While applying the rule on an aggregate basis had been the IRS’s litigating position in Bobrow, it contrasts with current IRS guidance found in Prop. Regs. Sec. 1.408-4(b)(4)(ii) and IRS Publication 590, Individual Retirement Arrangements (IRAs), which provide that the limitation is applied on an IRA-by-IRA basis. The IRS also announced that it intends to withdraw the proposed regulation and issue new regulations that follow the Tax Court’s interpretation of the law and apply the limitation on an aggregate basis. It will also revise Publication 590 to the extent needed to reflect that interpretation.

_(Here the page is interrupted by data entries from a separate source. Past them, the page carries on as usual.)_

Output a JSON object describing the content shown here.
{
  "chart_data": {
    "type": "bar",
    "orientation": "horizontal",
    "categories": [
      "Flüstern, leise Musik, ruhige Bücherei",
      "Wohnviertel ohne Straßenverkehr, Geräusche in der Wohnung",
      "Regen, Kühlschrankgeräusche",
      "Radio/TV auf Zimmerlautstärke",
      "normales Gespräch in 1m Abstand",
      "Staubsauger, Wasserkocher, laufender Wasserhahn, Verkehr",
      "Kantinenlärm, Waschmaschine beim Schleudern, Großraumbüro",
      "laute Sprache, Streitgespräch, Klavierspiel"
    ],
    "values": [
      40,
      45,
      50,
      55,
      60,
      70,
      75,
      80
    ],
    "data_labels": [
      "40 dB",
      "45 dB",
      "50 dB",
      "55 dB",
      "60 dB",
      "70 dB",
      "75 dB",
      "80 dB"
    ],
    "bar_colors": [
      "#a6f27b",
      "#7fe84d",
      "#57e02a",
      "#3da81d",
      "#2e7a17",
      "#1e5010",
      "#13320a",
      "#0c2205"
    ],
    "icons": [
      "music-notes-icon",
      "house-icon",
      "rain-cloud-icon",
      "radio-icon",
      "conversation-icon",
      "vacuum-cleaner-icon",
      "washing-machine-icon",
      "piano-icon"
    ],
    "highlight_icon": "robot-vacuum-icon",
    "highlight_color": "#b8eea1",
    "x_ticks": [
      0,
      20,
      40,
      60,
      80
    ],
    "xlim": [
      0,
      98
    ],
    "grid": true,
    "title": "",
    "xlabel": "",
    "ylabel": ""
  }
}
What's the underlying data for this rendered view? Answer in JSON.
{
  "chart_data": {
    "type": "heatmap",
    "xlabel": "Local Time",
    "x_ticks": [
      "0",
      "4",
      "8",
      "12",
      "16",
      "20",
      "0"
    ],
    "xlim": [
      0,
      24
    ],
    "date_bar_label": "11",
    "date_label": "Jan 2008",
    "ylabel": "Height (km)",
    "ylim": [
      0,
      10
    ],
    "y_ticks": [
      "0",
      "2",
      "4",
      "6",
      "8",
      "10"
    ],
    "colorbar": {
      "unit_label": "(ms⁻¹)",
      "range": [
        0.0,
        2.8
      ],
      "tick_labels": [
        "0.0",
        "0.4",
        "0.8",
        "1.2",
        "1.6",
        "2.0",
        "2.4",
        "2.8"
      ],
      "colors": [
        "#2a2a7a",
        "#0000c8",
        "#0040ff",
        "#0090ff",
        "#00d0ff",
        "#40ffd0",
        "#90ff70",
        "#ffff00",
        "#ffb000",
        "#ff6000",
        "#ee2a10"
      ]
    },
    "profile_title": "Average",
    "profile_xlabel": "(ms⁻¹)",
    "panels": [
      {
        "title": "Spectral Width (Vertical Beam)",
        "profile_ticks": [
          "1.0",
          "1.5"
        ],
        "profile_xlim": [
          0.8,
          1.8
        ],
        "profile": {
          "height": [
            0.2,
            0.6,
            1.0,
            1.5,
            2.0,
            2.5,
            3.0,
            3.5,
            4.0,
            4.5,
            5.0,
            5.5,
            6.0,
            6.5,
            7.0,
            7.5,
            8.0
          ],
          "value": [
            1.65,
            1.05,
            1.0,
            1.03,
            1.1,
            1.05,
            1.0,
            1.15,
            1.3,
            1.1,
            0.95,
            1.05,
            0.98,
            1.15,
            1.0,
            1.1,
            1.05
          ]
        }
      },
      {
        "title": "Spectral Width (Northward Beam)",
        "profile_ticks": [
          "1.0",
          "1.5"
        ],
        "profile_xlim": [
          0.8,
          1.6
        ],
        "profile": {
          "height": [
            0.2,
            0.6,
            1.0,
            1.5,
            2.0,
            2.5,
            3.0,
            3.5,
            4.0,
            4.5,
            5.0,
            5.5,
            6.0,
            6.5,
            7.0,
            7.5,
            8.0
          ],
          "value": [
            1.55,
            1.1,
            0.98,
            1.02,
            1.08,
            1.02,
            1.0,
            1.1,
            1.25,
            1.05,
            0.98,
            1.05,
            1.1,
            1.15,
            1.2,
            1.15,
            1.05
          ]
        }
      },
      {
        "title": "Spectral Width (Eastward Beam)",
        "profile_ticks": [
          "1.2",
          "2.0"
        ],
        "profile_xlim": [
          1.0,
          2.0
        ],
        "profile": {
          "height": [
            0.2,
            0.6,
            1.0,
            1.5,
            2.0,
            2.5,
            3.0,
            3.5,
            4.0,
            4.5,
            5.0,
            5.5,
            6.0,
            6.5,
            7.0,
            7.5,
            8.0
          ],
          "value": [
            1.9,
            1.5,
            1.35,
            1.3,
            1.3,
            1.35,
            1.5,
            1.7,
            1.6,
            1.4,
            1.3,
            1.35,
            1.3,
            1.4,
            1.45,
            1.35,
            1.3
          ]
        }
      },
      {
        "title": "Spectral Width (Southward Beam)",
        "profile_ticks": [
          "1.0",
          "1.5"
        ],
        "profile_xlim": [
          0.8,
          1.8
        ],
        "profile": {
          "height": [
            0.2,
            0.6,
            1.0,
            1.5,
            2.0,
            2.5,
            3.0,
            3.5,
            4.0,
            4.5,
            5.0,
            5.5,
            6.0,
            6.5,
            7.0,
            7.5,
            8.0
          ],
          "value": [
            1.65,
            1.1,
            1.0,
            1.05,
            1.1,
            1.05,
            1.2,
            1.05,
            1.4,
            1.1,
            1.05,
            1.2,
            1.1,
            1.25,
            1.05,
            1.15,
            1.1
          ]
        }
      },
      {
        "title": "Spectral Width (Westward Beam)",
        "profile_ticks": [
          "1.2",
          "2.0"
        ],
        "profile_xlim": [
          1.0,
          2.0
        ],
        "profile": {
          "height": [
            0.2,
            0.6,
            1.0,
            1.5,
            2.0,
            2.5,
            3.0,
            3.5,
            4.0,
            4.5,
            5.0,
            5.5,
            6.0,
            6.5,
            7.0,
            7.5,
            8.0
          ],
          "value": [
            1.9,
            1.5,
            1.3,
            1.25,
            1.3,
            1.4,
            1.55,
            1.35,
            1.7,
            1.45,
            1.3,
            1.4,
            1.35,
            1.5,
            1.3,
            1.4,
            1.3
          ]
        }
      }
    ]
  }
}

Sec. 408(d)(3)(A)(i) permits a tax-free rollover of funds in a taxpayer’s IRA as long as the amount distributed to a taxpayer is paid into an IRA for the taxpayer’s benefit within 60 days, subject to the one-rollover-per-year limit of Sec. 408(d)(3)(B). The Tax Court in Bobrow held that the taxpayer, who had made more than one rollover from more than one IRA during the tax year, was taxable on the full amount of the second rollover.

Because the IRS has received comments that its new stance will require IRA trustees to change their procedures for making IRA rollovers and their IRA disclosure documents, the new rules, when they are issued, will not apply to rollovers made before Jan. 1, 2015.

The IRS noted that these new rules will not affect an IRA owner’s ability to transfer funds from one IRA trustee to another (as opposed to the taxpayer’s getting a check and making the transfer himself or herself) because those transactions are not considered rollovers under Rev. Rul. 78-406 and therefore are not subject to the one-a-year limit.